5 ayda 1 yıllık faizin 4 katı kazandırdılar Borsa
İstanbul’da yılın ilk 5 ayında
bist 100 Endeksi’nde yer alan 15 hisse senedi yüzde 40’ın üzerinde değer kazandı. Yıllık faizin yüzde 10 olduğu düşünüldüğünde
borsada bu 15 hisse senedinden alanlar ciddi kazanç sağladı.
Bu ligte
Eczacıbaşı Grubu şirketleri, maden, otomotiv ve gıda şirketleri öne çıkıyor. Borsa endeksi, yılbaşından bu yana yaşadığı inişli çıkışlı seyrinin ardından şimdilerde aynı seviyelere gelmiş durumda. 5 ayın sonunda fark yüzde 0,1. Yıla 85,721 seviyesinden başlayan Endeks, geçtiğimiz cuma günü itibariyle kapanışını 85,803 seviyesinde gerçekleştirdi.
Yılbaşından bu yana sanayi sektörü hisseleri mali sektör ve hizmet sektörüne göre daha iyi bir performans gösterdi.
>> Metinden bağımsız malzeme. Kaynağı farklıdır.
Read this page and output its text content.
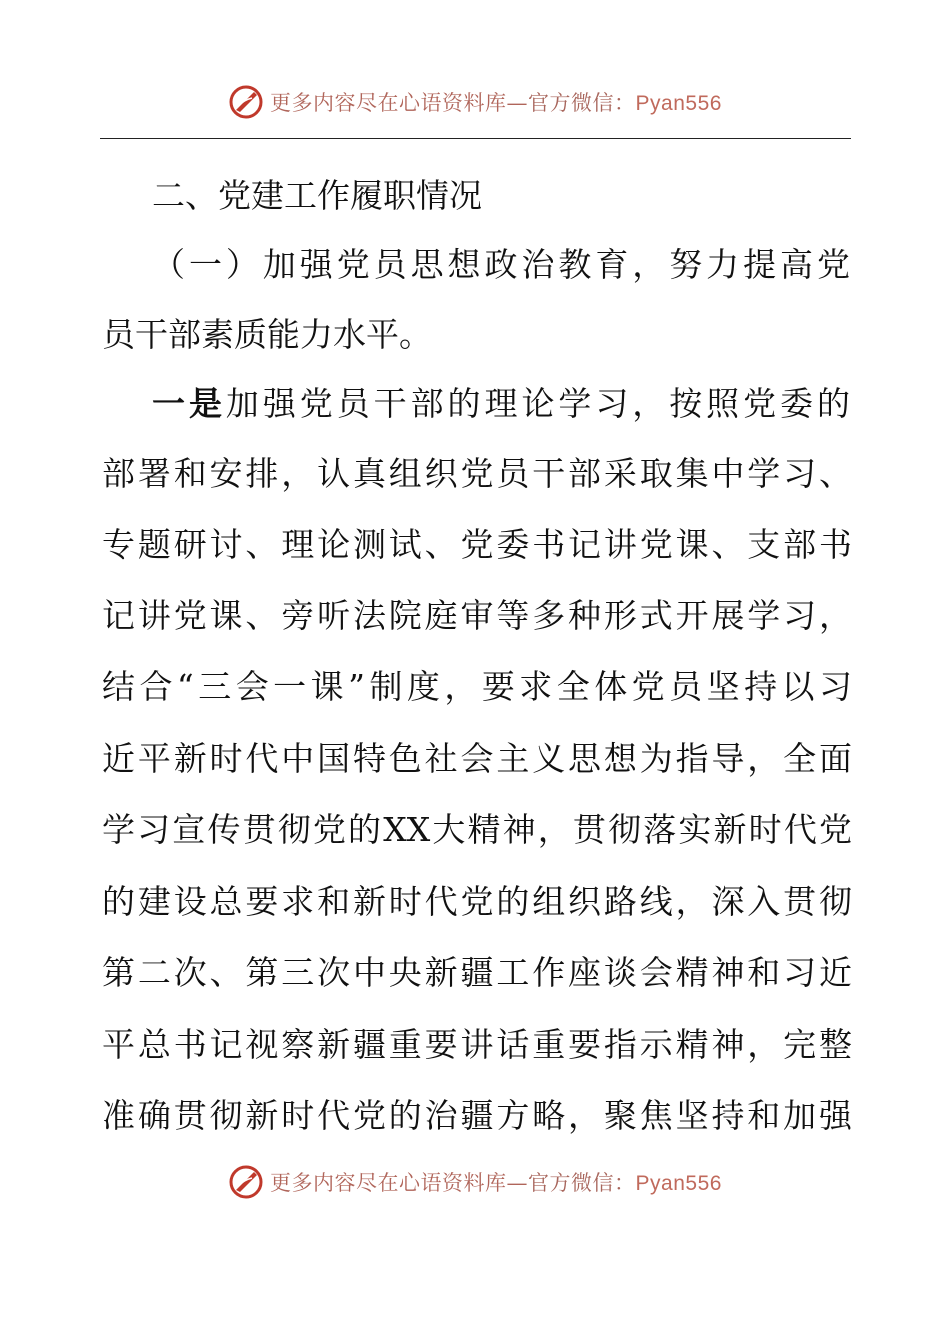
更多内容尽在心语资料库—官方微信：Pyan556
二、党建工作履职情况
（一）加强党员思想政治教育，努力提高党
员干部素质能力水平。
一是加强党员干部的理论学习，按照党委的
部署和安排，认真组织党员干部采取集中学习、
专题研讨、理论测试、党委书记讲党课、支部书
记讲党课、旁听法院庭审等多种形式开展学习，
结合“三会一课”制度，要求全体党员坚持以习
近平新时代中国特色社会主义思想为指导，全面
学习宣传贯彻党的XX大精神，贯彻落实新时代党
的建设总要求和新时代党的组织路线，深入贯彻
第二次、第三次中央新疆工作座谈会精神和习近
平总书记视察新疆重要讲话重要指示精神，完整
准确贯彻新时代党的治疆方略，聚焦坚持和加强
更多内容尽在心语资料库—官方微信：Pyan556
Mali sektör hisseleri yılbaşından bu yana yüzde 1,74 oranından değer kaybederken, sanayi sektör endeksi yüzde 7,22 değer kazandı. Hizmet sektörü hisseleri ise yüzde 2,31 düştü. İlk çeyrek bilançolarında kâr artışları ile öne çıkan bankaların yılbaşından bu yana endeksin performansını yakalayamadıkları gözleniyor.
Borsa İstanbul’da yabancı yatırımcıların nisan ayında alım yaptıkları ancak yılın ilk dört ayında toplamda 296 milyon TL satış gerçekleştirdikleri görülüyor.
Otomotiv şirketlerinin ilk yarıdaki güçlü çıkışları gerçekleşen grevler nedeniyle gölgelendi. Üretimin durması şirketler ve sektör açısından olumsuz fiyatlamalara neden oldu. İşçi ve işveren arasındaki uzlaşmanın sağlanması ve yeniden üretimlerin başlaması sektör hisselerini olumlu yönde etkileyecektir.
Sayfada yer alan bilgiler tavsiye niteliği taşımayıp yatırım danışmanlığı kapsamında değildir. Yatırımcı profilinize uymayabilir.